Monday, September 19, 2011

divine mystery

So far in my life, I have been present for the death of one person.  I don't remember exactly how far she was into her nineties at the time, but she had lived a full life.


I got a call from her kids, both in their sixties or seventies at the time, and went down to the nursing home where I had visited her a number of times over the years I'd been one of her pastors.  As we stood around her bed that day, we talked about the funeral for a minute or two.  Then, we made small talk as we watched their mom's breathing get slower and slower.  As the pauses between breaths lengthened, and we watched more closely, it seemed that time itself paused in the space between our breaths.

That day, in a perfectly ordinary room in a perfectly ordinary nursing home, I experienced the presence of the divine in a more powerful and palpable way than I do most days.

I was surprised to be reminded of this as I sat in an interfaith prayer service on the tenth anniversary of the destruction we saw on September 11, 2001.  In that cathedral, as Christians and Jews and Muslims each shared a glimpse at their own scripture and tradition, I couldn't help but think that we Protestant Christians have lost the sense of encountering the divine in mystery.

It was most obvious when the Christian leader read from the Gospel.  It was a fine reading, well read and well chosen ... but in contrast to the beauty of the chanted Qur'an passage, and in contrast with the beauty of the chanted Torah section, I felt that the reading of the Gospel that night (compared to the reading of the other sacred passages) fell short. 



We can never truly and completely understand how the ancient sacred stories work in our soul, or even in our mind.  But, for some reason, we continue to come back to hear these stories ... I think because we know, somewhere deep, that we need them to shape who we are.

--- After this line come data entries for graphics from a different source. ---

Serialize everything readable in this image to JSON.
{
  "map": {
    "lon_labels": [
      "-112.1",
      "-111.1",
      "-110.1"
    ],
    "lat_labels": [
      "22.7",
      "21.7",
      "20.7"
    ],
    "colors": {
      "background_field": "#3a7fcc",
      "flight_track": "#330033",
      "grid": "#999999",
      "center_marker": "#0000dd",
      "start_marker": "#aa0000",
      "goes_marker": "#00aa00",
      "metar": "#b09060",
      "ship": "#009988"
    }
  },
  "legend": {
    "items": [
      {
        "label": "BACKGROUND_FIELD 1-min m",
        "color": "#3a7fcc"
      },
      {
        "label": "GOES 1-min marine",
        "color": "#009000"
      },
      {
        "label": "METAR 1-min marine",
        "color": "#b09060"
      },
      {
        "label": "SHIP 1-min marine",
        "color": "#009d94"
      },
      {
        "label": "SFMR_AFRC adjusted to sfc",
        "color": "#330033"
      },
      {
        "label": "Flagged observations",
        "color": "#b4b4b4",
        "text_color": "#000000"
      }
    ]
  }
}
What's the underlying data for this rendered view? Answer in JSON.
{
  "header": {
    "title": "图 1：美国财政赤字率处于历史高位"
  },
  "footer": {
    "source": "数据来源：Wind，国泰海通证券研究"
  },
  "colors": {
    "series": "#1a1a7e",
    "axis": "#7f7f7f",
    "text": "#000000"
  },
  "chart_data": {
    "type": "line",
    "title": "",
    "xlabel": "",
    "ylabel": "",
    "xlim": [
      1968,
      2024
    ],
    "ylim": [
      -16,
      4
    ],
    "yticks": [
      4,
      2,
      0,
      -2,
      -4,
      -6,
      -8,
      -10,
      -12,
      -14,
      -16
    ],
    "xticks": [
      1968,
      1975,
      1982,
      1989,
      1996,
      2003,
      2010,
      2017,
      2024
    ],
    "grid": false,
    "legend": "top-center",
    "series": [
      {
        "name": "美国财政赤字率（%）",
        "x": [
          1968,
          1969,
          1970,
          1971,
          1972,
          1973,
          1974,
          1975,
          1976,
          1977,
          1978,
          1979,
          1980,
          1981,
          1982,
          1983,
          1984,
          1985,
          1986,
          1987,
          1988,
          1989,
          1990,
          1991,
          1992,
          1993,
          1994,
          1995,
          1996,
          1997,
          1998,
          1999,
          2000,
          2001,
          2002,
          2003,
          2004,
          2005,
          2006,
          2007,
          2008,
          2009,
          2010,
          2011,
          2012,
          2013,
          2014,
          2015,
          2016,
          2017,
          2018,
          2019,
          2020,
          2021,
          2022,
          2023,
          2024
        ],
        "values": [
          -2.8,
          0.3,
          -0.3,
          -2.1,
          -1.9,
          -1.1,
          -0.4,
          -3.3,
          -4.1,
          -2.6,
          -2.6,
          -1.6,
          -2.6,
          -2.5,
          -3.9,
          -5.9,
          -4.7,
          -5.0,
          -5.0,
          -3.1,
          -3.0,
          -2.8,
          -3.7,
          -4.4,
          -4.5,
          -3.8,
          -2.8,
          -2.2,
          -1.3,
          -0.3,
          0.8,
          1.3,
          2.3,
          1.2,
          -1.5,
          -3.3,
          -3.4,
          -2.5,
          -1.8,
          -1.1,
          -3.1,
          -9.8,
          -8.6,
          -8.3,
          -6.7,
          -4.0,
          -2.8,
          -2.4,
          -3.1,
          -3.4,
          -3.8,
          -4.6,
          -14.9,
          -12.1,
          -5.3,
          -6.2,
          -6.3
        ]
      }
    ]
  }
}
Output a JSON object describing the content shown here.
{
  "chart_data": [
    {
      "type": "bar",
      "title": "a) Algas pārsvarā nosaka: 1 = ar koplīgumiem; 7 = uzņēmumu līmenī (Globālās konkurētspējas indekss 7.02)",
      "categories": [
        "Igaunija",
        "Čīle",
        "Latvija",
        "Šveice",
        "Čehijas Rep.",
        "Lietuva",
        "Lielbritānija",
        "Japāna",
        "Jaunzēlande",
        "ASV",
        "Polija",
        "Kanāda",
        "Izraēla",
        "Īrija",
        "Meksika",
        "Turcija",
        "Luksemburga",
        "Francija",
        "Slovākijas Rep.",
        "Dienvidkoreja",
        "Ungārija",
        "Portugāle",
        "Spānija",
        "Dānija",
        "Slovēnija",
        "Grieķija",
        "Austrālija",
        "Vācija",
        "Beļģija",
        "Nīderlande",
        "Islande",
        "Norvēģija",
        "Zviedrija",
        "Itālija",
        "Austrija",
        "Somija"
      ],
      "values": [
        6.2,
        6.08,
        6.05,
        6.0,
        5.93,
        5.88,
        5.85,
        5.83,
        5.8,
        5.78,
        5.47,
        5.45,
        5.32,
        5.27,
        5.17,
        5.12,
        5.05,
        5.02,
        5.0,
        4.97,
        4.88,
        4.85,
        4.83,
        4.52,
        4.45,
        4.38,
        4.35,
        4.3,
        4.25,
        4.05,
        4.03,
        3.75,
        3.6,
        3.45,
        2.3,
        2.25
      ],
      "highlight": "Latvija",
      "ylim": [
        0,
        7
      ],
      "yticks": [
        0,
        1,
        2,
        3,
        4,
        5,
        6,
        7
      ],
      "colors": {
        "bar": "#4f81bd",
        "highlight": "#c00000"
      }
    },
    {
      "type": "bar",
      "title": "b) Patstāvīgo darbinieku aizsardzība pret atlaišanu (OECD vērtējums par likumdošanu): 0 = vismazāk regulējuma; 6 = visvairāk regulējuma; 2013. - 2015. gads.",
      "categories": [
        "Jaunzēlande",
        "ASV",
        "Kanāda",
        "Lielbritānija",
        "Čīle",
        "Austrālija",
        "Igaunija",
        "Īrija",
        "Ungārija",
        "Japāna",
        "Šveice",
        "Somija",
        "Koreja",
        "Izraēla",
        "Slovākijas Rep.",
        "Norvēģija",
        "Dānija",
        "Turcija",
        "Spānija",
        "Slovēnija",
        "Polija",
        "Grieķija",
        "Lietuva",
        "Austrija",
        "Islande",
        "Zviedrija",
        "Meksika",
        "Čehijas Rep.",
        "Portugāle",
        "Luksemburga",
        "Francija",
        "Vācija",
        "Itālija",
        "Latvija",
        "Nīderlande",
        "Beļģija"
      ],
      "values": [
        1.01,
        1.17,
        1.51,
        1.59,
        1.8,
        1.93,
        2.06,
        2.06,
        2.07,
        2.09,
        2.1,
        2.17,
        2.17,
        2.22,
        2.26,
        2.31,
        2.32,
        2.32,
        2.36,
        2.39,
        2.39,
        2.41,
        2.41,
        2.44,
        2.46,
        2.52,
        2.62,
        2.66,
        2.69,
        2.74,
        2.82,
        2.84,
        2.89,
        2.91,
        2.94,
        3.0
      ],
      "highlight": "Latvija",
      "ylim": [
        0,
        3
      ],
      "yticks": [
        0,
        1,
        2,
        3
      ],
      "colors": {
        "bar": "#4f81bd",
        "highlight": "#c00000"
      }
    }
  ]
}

No, we don't need to chant them in their original language to experience the depth of their mystery, but I don't think it hurts to allow the text to work on us in more ways than one.

It seems to me that we sometimes try to manage the mysterious, to control those things which perhaps we ought to simply experience. I love my tradition as Lutheran Christian.  I love our practices, our history, our theology, and sometimes our culture.  But I also find it beneficial to glimpse the way other people experience communion with the divine, and with divine community.

I'm not interested in cultural appropriation.  Especially from my position of sociological privilege (straight, white, male), I'm not interested in taking the 'cool' parts other people's religious practice and pretending that they "mean so much to me". 

But I can't help but to think that my life of faith, and more importantly that our society, will benefit by each of us being willing to entertain the possibility that G-d might just be bigger than any one of our religious boxes can contain.